The beginning of Auden’s career, starting at Oxford, was mixed in with several contemporaries’, particularly those of Louis MacNeice, Stephen Spender, and Cecil Day-Lewis. While they did not know each other collectively as a group at that time, as is commonly supposed, their work was actively anti-fascist in sentiment and aesthetically similar. While Auden himself was influenced by earlier Romantic poets, particularly their humanism, he was also drawn to the more experimentally modern T. S. Eliot. Auden was also influenced by his friendship and collaborations with novelist Christopher Isherwood. In the 1930s, Auden’s interest in political events is apparent in the poems of Another Time, which solidified his reputation as a political poet, a definition Auden did not always like. Eventually, he wrote about the political poems of Irish poet William Butler Yeats, noting “the fallacious belief that art ever makes anything happen, whereas the honest truth, gentlemen, is that, if not a poem had been written, not a picture painted nor a bar of music composed, the history of man would be materially unchanged” (Share, Don. “Poetry makes nothing happen. . . or does it?” poetryfoundation.org, 2009). While this statement is often summarized as a dyspeptic credo, Don Share points out that “for Auden, the job of the poet is not to be what he called, at about this time, a ‘crusader’—but to make poems happen.” Due to Auden’s focus on artistic process, he was criticized for abandoning his role as a voice for his generation, Robert Huddleston explains (See: Further Reading & Resources). Auden ironically noted that “[i]f the criterion of art were its power to incite action […] [Joseph] Goebbels would be one of the greatest artists of all time.” The question of the link between politics and poetry, and whether poetry makes things happen, is still taken up by poets and critics today, who invariably cite Auden.

Historical Context

“The Unknown Citizen” was written during a time when Auden wrote several political poems, spurred by his reaction to the Nazi invasion of Poland which occurred on September 1, 1939. This event started World War II, as Britain and France declared war on Germany. Auden was politically anti-fascist and his poems from the period condemn the invasion (“September 1, 1939”), the persecution at Dachau’s concentration camp (“Here War is Simple”), and the evils of tyranny (“Epitaph of a Tyrant”). “The Unknown Citizen” hints at what could happen if one turned a blind eye to such calamities.

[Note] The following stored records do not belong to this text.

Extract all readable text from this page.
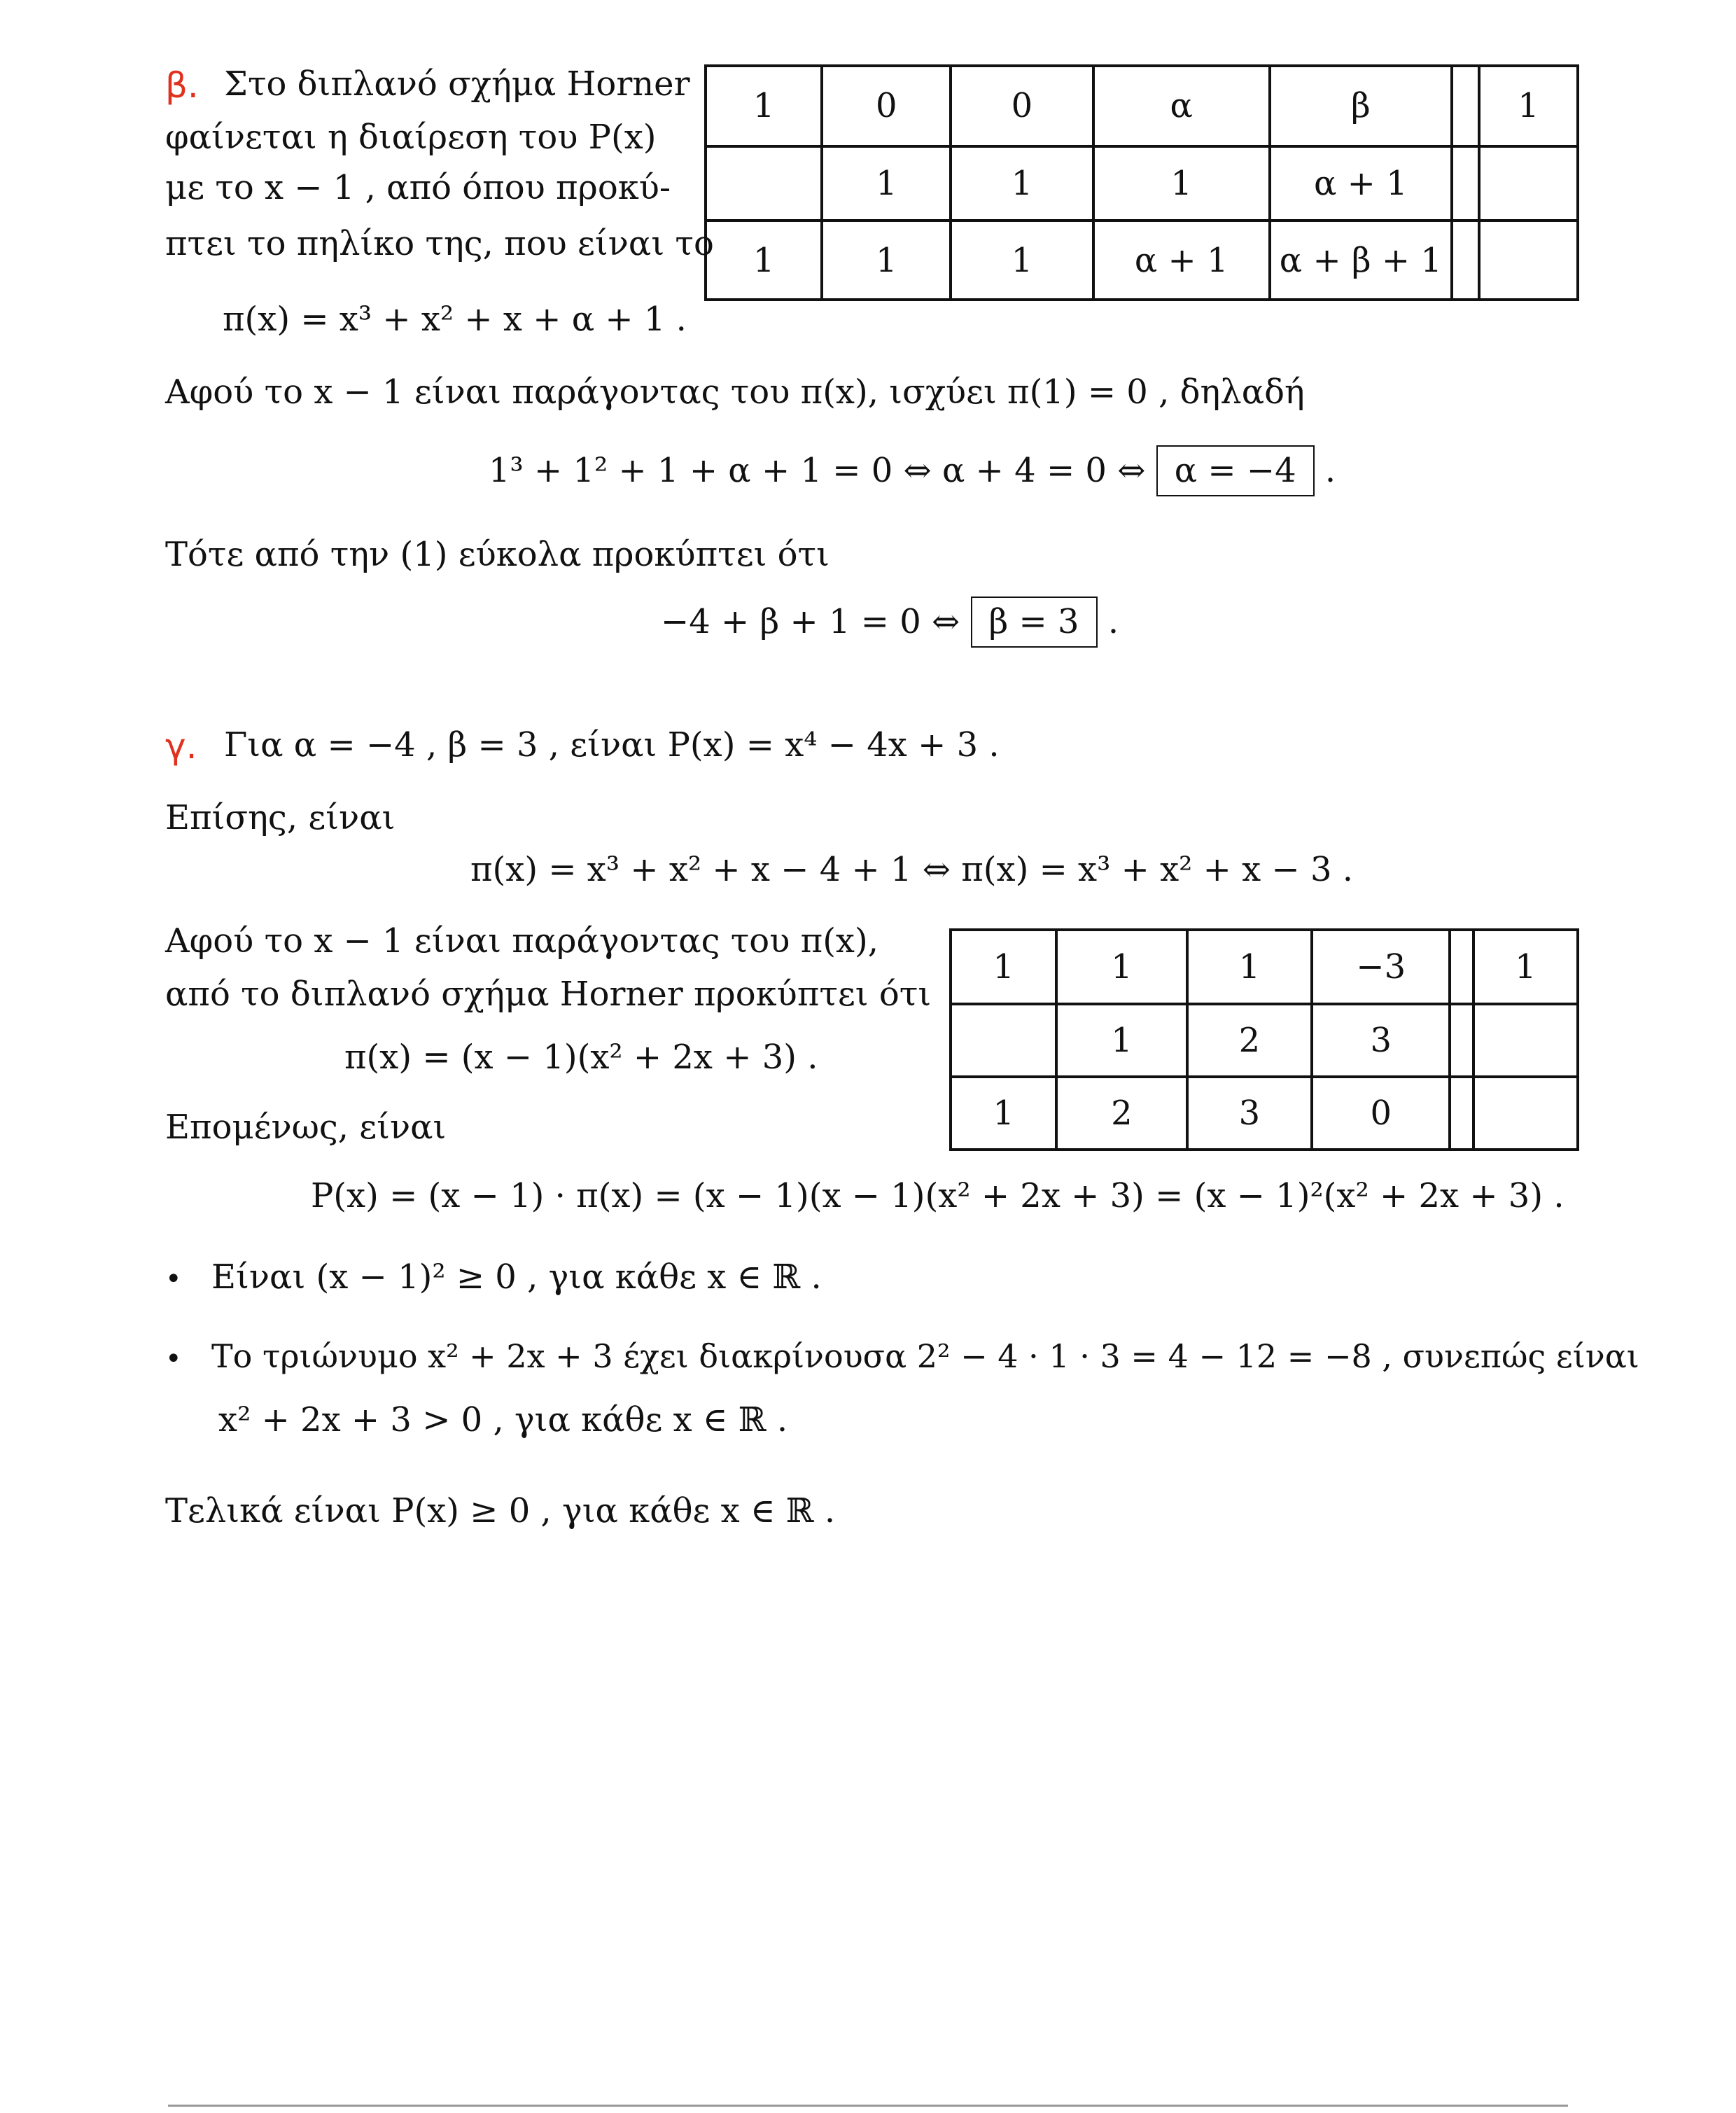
β. Στο διπλανό σχήμα Horner
φαίνεται η διαίρεση του P(x)
με το x − 1 , από όπου προκύ-
πτει το πηλίκο της, που είναι το
π(x) = x³ + x² + x + α + 1 .
1	0	0	α	β		1
	1	1	1	α + 1		
1	1	1	α + 1	α + β + 1		
Αφού το x − 1 είναι παράγοντας του π(x), ισχύει π(1) = 0 , δηλαδή
1³ + 1² + 1 + α + 1 = 0 ⇔ α + 4 = 0 ⇔ α = −4 .
Τότε από την (1) εύκολα προκύπτει ότι
−4 + β + 1 = 0 ⇔ β = 3 .
γ. Για α = −4 , β = 3 , είναι P(x) = x⁴ − 4x + 3 .
Επίσης, είναι
π(x) = x³ + x² + x − 4 + 1 ⇔ π(x) = x³ + x² + x − 3 .
Αφού το x − 1 είναι παράγοντας του π(x),
από το διπλανό σχήμα Horner προκύπτει ότι
π(x) = (x − 1)(x² + 2x + 3) .
1	1	1	−3		1
	1	2	3		
1	2	3	0		
Επομένως, είναι
P(x) = (x − 1) · π(x) = (x − 1)(x − 1)(x² + 2x + 3) = (x − 1)²(x² + 2x + 3) .
• Είναι (x − 1)² ≥ 0 , για κάθε x ∈ ℝ .
• Το τριώνυμο x² + 2x + 3 έχει διακρίνουσα 2² − 4 · 1 · 3 = 4 − 12 = −8 , συνεπώς είναι
x² + 2x + 3 > 0 , για κάθε x ∈ ℝ .
Τελικά είναι P(x) ≥ 0 , για κάθε x ∈ ℝ .
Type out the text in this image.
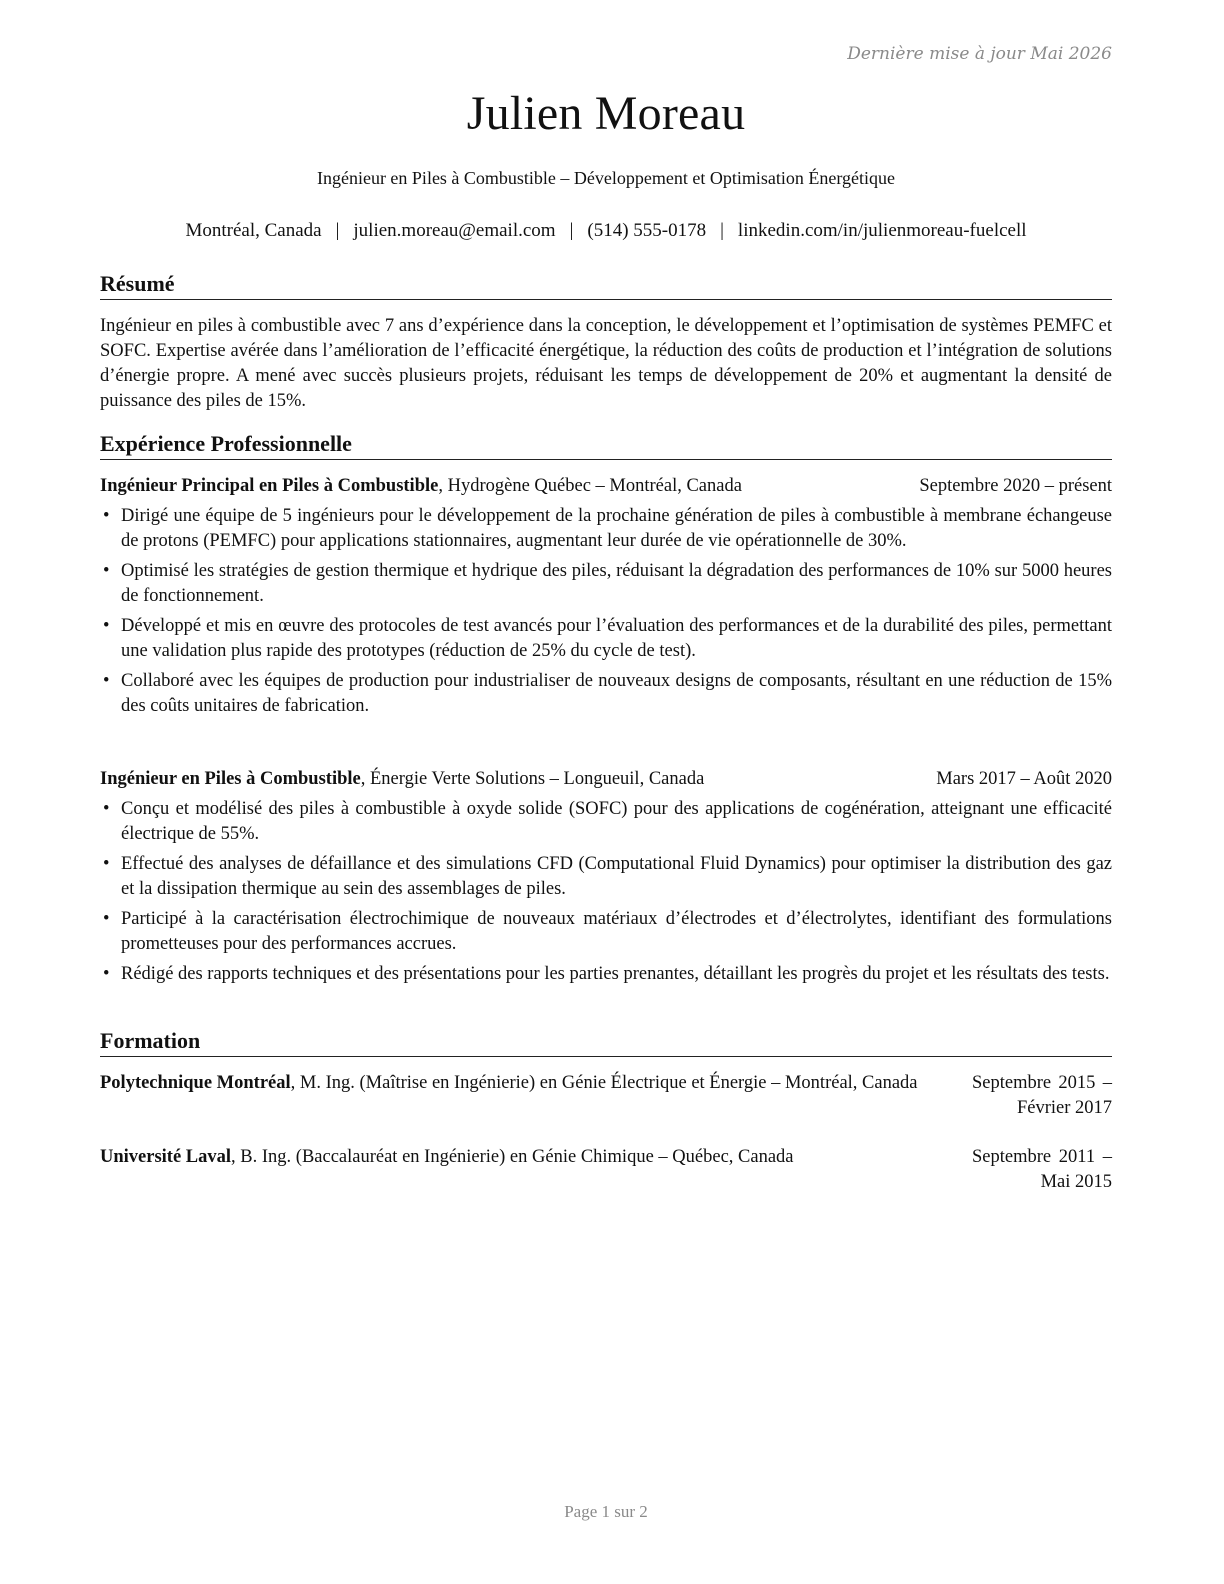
Dernière mise à jour Mai 2026
Julien Moreau
Ingénieur en Piles à Combustible – Développement et Optimisation Énergétique
Montréal, Canada | julien.moreau@email.com | (514) 555-0178 | linkedin.com/in/julienmoreau-fuelcell
Résumé
Ingénieur en piles à combustible avec 7 ans d’expérience dans la conception, le développement et l’optimisation de systèmes PEMFC et SOFC. Expertise avérée dans l’amélioration de l’efficacité énergétique, la réduction des coûts de production et l’intégration de solutions d’énergie propre. A mené avec succès plusieurs projets, réduisant les temps de développement de 20% et augmentant la densité de puissance des piles de 15%.
Expérience Professionnelle
Ingénieur Principal en Piles à Combustible, Hydrogène Québec – Montréal, Canada	Septembre 2020 – présent
• Dirigé une équipe de 5 ingénieurs pour le développement de la prochaine génération de piles à combustible à membrane échangeuse de protons (PEMFC) pour applications stationnaires, augmentant leur durée de vie opérationnelle de 30%.
• Optimisé les stratégies de gestion thermique et hydrique des piles, réduisant la dégradation des performances de 10% sur 5000 heures de fonctionnement.
• Développé et mis en œuvre des protocoles de test avancés pour l’évaluation des performances et de la durabilité des piles, permettant une validation plus rapide des prototypes (réduction de 25% du cycle de test).
• Collaboré avec les équipes de production pour industrialiser de nouveaux designs de composants, résultant en une réduction de 15% des coûts unitaires de fabrication.
Ingénieur en Piles à Combustible, Énergie Verte Solutions – Longueuil, Canada	Mars 2017 – Août 2020
• Conçu et modélisé des piles à combustible à oxyde solide (SOFC) pour des applications de cogénération, atteignant une efficacité électrique de 55%.
• Effectué des analyses de défaillance et des simulations CFD (Computational Fluid Dynamics) pour optimiser la distribution des gaz et la dissipation thermique au sein des assemblages de piles.
• Participé à la caractérisation électrochimique de nouveaux matériaux d’électrodes et d’électrolytes, identifiant des formulations prometteuses pour des performances accrues.
• Rédigé des rapports techniques et des présentations pour les parties prenantes, détaillant les progrès du projet et les résultats des tests.
Formation
Polytechnique Montréal, M. Ing. (Maîtrise en Ingénierie) en Génie Électrique et Énergie – Montréal, Canada	Septembre 2015 – Février 2017
Université Laval, B. Ing. (Baccalauréat en Ingénierie) en Génie Chimique – Québec, Canada	Septembre 2011 – Mai 2015
Page 1 sur 2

Hitler rose to power because of the German dissatisfaction with the Treaty of Versailles as well as economic hardship of the Great Depression (1929-1933). Hitler campaigned for the Nazi Party on a platform of anti-communism, antisemitism, and ultranationalism, and was met with enthusiasm. Once he achieved the position of chancellor in 1933, Hitler actively changed laws to give himself dictatorial powers and stripped German citizens of rights. When the President of Germany died in 1934, Hitler merged his position with that of the presidency.


In 1938, Germany attacked and then annexed Austria. In the following spring, Czechoslovakia was conquered. Although he had signed a non-aggression pact with neighboring Poland, Hitler ordered “false flag” terrorist attacks, which were staged by the SS protection squad, to be blamed on Poland. Hitler then used this as an excuse to launch a retaliatory invasion. War crimes against Poland would include deportations, forced labor, medical experimentations, tortures, and mass genocide. Hitler’s emphasis on promoting the “Aryan race,” which he called superior to all others, was based on eugenics and fed his desire to eliminate Jewish people, Black people, and the Roma and Sinti races.